As much as I enjoy and use Google services, I’ve found myself engaged in a gentle resistance against all Google, all the time. So it was with just a little quiet sigh of resignation that I installed Google’s new Chrome web-browser on my machine.

I’ve been using Firefox user since 3.0. I flirted with Opera for awhile, back in my Windoze days, but got hooked by the speed gains of Firefox 3.5, as well as the great add-on collection and support. IE finally has picked up a few of the features of both these other browsers, but now that I’ve become a Linuxophile, all closed-source Microsoft crap has been banned from my pc.
But on to Chrome. After a day of browsing and testing, Chrome is looking… fast! The interface is very minimalist, but most all the features are still there, even if a few of them are buried. Even with a few extensions (google voice and gmail checkers, adblock), the browser window is a very lithe affair. The “omnibar” (combined search and address bar) works well enough, but it’s not obvious what service you’re using to search with; Google is the default, of course, but I find myself preferring Firefox’s discrete search box with its obvious selection of search engines.
The big deal about Chrome is still the speed. On my machine, it benchmarks 80%-300% better than Firefox. With HTML5 video fully-enabled, youTube, vimeo, etc., show blazing smooth lag-free playback, although I do note a touch more pixelation. But that speed! My box is no powerhouse, but Chrome and public DNS make for a seriously snappy browsing experience.
I am, however, noticing a little trouble here and there. For instance, my WP admin page shows a few render goofs, minor mangled buttons, etc. Also, the trade-off for Chrome’s multi-threaded approach seems to be a slightly greater static memory usage and a tendency to keep the CPU at full-blaze. Not enough to fail on, but evidence that Chrome is still very much a bleeding-edge browser, based on truly new technologies.
Firefox, for me, is not usurped, just shuffled a bit to the side; I’ll still be using Firefox for critical work, content creation, and alongside other CPU-intensive tasks.

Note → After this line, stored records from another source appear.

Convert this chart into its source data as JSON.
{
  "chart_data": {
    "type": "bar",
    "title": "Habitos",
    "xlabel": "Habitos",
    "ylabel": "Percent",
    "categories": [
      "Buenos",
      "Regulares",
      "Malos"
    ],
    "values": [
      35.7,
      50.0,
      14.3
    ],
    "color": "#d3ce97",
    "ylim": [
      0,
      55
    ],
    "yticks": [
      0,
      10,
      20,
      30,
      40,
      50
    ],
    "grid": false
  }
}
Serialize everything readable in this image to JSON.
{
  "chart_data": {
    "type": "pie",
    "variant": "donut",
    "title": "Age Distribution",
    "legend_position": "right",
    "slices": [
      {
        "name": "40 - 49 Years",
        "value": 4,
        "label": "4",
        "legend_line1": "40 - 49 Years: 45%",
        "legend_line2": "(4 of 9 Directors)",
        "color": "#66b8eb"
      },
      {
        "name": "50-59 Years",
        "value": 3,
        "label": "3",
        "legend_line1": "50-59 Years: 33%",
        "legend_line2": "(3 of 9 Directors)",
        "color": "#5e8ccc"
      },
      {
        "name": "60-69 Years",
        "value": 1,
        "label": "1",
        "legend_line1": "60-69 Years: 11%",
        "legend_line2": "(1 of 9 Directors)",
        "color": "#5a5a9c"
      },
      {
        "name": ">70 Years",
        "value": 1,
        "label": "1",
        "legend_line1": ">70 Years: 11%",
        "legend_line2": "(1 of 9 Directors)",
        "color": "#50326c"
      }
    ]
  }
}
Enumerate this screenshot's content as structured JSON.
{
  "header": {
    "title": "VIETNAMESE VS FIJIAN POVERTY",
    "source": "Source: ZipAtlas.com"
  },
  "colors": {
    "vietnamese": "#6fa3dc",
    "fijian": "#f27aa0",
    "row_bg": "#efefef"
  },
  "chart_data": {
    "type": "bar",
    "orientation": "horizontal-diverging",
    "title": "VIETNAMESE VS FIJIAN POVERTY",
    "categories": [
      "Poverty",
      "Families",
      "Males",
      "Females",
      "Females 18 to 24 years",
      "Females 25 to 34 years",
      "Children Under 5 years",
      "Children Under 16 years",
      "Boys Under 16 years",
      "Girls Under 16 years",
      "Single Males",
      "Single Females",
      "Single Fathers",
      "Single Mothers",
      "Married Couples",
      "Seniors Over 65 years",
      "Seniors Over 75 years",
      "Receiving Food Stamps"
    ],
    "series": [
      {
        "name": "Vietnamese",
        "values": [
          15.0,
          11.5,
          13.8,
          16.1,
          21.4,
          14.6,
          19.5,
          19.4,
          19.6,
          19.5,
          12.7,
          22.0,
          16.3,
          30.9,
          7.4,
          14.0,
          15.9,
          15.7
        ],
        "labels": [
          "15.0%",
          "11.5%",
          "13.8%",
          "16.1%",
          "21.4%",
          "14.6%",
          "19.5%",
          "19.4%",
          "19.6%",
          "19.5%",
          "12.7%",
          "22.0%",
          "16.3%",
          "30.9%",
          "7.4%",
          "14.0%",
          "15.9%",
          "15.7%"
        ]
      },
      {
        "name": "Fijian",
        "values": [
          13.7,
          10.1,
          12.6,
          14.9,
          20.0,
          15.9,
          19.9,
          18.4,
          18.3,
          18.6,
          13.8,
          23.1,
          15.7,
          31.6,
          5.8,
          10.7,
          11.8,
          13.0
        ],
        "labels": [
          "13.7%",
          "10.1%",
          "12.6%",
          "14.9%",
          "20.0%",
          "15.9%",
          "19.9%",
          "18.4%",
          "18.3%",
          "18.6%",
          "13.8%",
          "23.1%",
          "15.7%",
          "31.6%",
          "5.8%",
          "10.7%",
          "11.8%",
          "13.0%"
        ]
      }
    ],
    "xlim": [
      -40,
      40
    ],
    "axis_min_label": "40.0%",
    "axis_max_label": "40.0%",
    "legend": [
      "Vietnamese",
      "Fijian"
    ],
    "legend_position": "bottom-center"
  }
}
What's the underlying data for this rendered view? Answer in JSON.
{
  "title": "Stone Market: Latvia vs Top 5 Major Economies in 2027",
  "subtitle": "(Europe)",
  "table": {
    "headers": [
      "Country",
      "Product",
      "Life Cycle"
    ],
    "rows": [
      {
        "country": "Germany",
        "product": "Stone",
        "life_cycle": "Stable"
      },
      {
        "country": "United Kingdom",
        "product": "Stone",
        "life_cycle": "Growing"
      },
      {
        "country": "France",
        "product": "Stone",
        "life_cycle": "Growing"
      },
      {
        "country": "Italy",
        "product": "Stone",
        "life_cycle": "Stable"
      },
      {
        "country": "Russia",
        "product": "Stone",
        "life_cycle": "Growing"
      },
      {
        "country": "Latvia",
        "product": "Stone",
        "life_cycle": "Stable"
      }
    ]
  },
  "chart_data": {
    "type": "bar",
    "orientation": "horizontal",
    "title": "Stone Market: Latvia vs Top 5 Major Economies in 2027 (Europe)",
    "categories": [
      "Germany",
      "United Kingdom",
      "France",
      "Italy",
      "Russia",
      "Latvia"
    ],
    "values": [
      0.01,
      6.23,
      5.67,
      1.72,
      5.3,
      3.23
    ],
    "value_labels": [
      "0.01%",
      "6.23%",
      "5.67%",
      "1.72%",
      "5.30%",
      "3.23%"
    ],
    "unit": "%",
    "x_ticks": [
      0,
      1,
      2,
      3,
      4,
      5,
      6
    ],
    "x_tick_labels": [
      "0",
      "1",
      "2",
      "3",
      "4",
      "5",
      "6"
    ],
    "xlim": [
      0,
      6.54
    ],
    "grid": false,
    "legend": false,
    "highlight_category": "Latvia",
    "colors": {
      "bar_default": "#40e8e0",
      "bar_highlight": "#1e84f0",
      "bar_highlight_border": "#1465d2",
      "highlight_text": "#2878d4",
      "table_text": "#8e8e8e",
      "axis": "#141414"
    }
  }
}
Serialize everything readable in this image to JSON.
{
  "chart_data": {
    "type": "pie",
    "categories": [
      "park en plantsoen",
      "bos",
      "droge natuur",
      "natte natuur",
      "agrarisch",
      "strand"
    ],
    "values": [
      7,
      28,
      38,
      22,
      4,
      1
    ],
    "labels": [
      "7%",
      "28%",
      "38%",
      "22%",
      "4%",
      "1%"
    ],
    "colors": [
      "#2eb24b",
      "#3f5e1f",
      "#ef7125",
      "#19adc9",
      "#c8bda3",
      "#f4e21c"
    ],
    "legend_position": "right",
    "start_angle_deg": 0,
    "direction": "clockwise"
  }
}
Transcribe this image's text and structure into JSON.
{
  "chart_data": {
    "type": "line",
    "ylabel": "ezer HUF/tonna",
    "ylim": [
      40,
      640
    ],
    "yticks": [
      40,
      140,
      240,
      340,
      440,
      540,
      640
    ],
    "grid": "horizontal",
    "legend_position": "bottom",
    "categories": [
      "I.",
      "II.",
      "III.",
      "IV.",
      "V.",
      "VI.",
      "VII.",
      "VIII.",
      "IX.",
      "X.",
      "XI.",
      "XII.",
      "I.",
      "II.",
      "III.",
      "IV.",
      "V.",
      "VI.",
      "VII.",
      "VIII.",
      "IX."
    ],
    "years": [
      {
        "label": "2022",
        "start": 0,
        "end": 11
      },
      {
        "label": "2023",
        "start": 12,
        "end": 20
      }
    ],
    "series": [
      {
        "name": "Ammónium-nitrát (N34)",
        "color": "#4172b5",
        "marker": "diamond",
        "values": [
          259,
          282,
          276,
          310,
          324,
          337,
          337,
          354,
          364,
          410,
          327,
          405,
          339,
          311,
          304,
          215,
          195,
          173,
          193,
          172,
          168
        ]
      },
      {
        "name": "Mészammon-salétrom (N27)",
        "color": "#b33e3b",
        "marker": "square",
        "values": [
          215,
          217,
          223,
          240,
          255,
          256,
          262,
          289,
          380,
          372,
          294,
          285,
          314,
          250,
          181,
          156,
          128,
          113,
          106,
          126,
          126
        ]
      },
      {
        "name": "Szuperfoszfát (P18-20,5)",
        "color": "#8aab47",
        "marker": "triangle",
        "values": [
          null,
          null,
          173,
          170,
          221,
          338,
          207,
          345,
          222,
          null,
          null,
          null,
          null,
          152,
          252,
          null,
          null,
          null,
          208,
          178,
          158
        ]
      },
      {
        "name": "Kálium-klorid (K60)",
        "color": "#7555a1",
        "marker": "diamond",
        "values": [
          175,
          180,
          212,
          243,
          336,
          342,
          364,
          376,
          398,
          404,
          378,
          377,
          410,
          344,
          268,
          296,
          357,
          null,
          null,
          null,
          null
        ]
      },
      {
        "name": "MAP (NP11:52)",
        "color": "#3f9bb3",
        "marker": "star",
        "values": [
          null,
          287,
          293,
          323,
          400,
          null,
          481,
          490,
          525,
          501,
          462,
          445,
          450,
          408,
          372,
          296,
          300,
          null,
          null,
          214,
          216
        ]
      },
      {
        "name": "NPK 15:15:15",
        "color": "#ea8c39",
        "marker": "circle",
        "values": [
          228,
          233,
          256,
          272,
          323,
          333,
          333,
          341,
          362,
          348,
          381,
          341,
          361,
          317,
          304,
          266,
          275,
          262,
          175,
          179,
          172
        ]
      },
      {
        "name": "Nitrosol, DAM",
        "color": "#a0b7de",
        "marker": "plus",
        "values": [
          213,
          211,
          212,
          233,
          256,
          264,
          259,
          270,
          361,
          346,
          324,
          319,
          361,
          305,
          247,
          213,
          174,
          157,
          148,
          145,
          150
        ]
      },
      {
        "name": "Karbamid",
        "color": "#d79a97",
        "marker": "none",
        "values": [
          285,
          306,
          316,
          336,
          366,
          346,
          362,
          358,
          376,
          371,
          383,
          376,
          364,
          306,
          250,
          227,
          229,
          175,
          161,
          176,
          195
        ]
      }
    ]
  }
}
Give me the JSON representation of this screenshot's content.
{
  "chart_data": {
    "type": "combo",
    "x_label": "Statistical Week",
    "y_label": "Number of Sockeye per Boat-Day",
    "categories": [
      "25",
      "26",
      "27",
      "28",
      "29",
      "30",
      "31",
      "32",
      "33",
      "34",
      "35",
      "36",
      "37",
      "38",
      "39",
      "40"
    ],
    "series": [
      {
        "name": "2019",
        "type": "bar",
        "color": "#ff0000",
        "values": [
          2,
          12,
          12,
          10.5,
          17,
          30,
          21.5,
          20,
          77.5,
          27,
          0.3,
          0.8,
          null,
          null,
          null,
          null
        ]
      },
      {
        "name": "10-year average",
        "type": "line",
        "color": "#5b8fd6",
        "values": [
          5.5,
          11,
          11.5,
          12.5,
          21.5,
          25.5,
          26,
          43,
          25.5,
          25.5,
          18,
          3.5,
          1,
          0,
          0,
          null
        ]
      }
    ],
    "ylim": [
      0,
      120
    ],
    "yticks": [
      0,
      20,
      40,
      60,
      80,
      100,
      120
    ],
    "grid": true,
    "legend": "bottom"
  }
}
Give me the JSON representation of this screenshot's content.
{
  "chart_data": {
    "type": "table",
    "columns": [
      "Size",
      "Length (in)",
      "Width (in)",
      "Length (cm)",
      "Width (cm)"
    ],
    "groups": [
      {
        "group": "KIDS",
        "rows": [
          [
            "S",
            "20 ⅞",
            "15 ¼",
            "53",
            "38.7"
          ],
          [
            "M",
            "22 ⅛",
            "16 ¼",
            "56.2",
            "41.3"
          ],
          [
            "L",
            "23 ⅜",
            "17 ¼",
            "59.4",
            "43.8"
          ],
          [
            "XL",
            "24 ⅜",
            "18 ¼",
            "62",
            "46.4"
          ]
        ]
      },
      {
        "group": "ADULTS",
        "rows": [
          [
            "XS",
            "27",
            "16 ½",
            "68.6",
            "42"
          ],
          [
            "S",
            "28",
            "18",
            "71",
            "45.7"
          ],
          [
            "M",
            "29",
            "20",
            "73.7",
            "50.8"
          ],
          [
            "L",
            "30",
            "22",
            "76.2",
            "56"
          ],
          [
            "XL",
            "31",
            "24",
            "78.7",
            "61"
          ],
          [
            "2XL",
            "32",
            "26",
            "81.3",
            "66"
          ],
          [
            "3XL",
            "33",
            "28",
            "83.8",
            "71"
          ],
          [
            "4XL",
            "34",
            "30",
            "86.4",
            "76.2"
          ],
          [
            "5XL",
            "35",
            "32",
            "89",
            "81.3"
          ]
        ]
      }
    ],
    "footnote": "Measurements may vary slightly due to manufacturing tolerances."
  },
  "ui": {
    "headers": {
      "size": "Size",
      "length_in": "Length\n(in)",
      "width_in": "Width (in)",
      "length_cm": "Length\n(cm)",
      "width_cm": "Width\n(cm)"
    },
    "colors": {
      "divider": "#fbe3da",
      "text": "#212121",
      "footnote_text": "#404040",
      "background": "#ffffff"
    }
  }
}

But it’s that raw speed, combined with the uncluttered interface and large viewing pane, that may well keep me using Chrome for casual browsing.

  1. osteoderm’s avatar

    As if to prove something to me, Chrome balked at the “Publish” button for this post… And i forgot to mention my favorite Firefox “feature”: the Ubiquity plug-in from Mozilla Labs. That one along makes Firefox the tops.